In this sprawling time line, the constant in each of these episodes is May, who starts as an ambitious farmer’s wife, seduced away from tilling the earth by the possibilities of kerosene, and sets out on here destiny through time and space: a servant at the dinner between ambassadors and royalty; then a corporate executive for a British petroleum concern, faced down in her home by a Libyan dignitary.

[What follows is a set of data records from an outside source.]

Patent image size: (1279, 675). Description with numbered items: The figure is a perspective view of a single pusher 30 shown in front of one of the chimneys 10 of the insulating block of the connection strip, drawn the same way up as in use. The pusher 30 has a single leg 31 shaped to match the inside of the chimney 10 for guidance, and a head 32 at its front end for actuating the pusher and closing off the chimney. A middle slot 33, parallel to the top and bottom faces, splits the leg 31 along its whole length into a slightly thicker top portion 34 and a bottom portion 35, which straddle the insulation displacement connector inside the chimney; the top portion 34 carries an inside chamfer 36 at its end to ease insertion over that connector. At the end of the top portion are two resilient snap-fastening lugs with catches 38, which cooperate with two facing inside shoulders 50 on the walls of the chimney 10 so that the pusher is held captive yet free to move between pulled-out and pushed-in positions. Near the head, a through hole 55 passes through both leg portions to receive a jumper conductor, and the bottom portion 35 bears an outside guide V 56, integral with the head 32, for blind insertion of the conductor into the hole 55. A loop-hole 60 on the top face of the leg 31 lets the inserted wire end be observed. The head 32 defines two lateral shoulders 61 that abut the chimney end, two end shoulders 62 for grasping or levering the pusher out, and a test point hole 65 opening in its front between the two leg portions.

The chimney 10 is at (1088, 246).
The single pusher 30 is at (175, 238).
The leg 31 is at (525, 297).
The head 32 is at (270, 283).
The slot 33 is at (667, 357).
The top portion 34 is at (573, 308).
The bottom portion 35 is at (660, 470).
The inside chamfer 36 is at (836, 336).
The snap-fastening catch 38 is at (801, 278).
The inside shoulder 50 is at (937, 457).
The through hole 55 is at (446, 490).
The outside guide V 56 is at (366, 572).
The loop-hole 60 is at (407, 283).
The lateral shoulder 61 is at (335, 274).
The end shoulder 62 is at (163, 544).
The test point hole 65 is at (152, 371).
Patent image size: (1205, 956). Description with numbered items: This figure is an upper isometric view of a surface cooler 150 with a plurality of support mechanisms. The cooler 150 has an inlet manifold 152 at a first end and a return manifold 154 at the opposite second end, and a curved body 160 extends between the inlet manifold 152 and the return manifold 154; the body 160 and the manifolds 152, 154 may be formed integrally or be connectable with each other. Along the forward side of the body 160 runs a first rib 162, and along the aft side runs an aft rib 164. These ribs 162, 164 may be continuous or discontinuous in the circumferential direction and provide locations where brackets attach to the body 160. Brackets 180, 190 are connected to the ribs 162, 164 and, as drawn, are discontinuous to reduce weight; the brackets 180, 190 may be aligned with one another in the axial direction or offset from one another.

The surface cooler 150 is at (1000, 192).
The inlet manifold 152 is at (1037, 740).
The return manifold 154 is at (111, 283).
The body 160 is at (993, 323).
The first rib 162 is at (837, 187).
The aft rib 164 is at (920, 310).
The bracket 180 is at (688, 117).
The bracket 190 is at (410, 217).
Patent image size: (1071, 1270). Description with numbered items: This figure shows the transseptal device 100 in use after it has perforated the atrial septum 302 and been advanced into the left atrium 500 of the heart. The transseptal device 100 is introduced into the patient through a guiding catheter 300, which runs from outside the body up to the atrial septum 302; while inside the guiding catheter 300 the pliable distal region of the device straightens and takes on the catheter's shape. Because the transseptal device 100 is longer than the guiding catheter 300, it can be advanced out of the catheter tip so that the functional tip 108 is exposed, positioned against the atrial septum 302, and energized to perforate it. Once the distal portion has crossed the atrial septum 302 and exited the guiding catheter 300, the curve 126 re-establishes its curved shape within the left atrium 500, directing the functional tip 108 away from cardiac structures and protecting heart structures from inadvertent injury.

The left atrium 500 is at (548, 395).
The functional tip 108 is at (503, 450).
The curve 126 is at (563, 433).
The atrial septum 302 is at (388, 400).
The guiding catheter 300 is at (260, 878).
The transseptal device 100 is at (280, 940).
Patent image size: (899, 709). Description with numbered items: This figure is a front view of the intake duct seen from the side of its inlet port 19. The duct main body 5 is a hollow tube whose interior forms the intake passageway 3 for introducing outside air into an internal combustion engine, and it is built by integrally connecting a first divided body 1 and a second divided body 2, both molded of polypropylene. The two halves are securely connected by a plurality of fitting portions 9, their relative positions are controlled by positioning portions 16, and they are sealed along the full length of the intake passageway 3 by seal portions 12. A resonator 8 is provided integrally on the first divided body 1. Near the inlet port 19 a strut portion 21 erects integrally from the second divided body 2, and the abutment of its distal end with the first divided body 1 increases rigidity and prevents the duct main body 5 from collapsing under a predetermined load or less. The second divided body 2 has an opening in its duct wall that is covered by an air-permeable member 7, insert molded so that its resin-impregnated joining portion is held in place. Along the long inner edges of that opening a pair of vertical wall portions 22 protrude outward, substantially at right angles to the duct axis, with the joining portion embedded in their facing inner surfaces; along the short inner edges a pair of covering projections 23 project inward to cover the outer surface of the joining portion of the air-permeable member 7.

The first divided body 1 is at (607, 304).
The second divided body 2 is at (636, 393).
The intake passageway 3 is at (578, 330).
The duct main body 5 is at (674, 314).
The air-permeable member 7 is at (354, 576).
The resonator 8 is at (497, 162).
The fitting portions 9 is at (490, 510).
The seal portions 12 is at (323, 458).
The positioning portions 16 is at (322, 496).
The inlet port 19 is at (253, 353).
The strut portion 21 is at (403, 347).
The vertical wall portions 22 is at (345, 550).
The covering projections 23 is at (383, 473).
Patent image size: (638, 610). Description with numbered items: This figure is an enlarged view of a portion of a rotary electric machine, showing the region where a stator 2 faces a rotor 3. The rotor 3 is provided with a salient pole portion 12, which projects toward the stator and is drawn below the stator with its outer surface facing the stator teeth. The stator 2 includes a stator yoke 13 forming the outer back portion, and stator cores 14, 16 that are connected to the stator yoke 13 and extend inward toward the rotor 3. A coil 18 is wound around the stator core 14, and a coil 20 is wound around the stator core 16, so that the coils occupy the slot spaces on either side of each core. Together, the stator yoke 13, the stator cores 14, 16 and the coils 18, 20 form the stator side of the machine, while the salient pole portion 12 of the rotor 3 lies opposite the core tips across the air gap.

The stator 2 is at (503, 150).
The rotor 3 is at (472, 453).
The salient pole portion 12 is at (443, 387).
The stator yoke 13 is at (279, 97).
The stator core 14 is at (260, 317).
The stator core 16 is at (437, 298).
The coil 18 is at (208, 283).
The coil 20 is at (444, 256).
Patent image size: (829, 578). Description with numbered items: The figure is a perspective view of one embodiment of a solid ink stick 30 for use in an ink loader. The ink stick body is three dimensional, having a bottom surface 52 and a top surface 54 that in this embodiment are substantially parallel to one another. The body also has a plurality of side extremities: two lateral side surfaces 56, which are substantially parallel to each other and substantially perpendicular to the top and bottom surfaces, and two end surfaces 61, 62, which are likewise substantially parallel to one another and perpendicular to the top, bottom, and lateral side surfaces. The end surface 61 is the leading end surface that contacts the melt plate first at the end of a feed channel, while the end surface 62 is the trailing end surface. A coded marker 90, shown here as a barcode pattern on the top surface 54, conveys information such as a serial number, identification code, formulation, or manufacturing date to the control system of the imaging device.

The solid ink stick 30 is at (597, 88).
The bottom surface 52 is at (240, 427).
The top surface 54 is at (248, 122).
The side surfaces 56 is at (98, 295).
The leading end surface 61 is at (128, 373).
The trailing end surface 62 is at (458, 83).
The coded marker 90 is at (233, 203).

She morphs into a mother trying to remove her daughter from a future Middle East, and finally to a bloated, motionless couch potato, locked into her home and dependent upon resources she no longer controls. May (her very name suggests possibility and self-direction) transport a story of British business and its relationship to oil into a personal journey. It is an electric and theatrical moment when May (in lightless, frigid Cornwall circa 1889), finds herself drawn to a kerosene lamp and, touching it – lights her own fingers on fire. Instead of terror, she reacts with awe and even an almost sexual delight: a new wonder at her fingertips. Watching May seduce a British ambassador, literally getting into bed with politics, in order to secure her future; or shout down domestic squabbles with her daughter while managing an international crisis, may seem a little too allegorical, but the human relationships are fleshed out beautifully by the cast and director (most notably by Anne Marie Duff as May, and Yolanda Kettle as her daughter Amy), and carry the weight of what is on the lie when we mix ambition, desire, fear, and self-preservation. In distilling the drive to consume into a human struggle, it is a powerful moment when, at the end of act one May’s Hampstead home is ripped apart, the floor beneath her feet taken away. She stands in the dirt as her husband from the first scene returns, and asks her:
“What were you so afraid of?’
…renaming Ambition as Fear, and all her voracious consumption as hoarding. When May and Amy are seen in the last moments – bloated, cold, arguing about internet access – it is a fierce, distorted mirror of our present day selves. We are, once again, in the same room as the actors, in the same time and the same place. Both of these plays allows for the evening of theatre to be not a presentation- but a conversation, between artists and audience, and exciting – sometimes frustrating- exchange of ideas.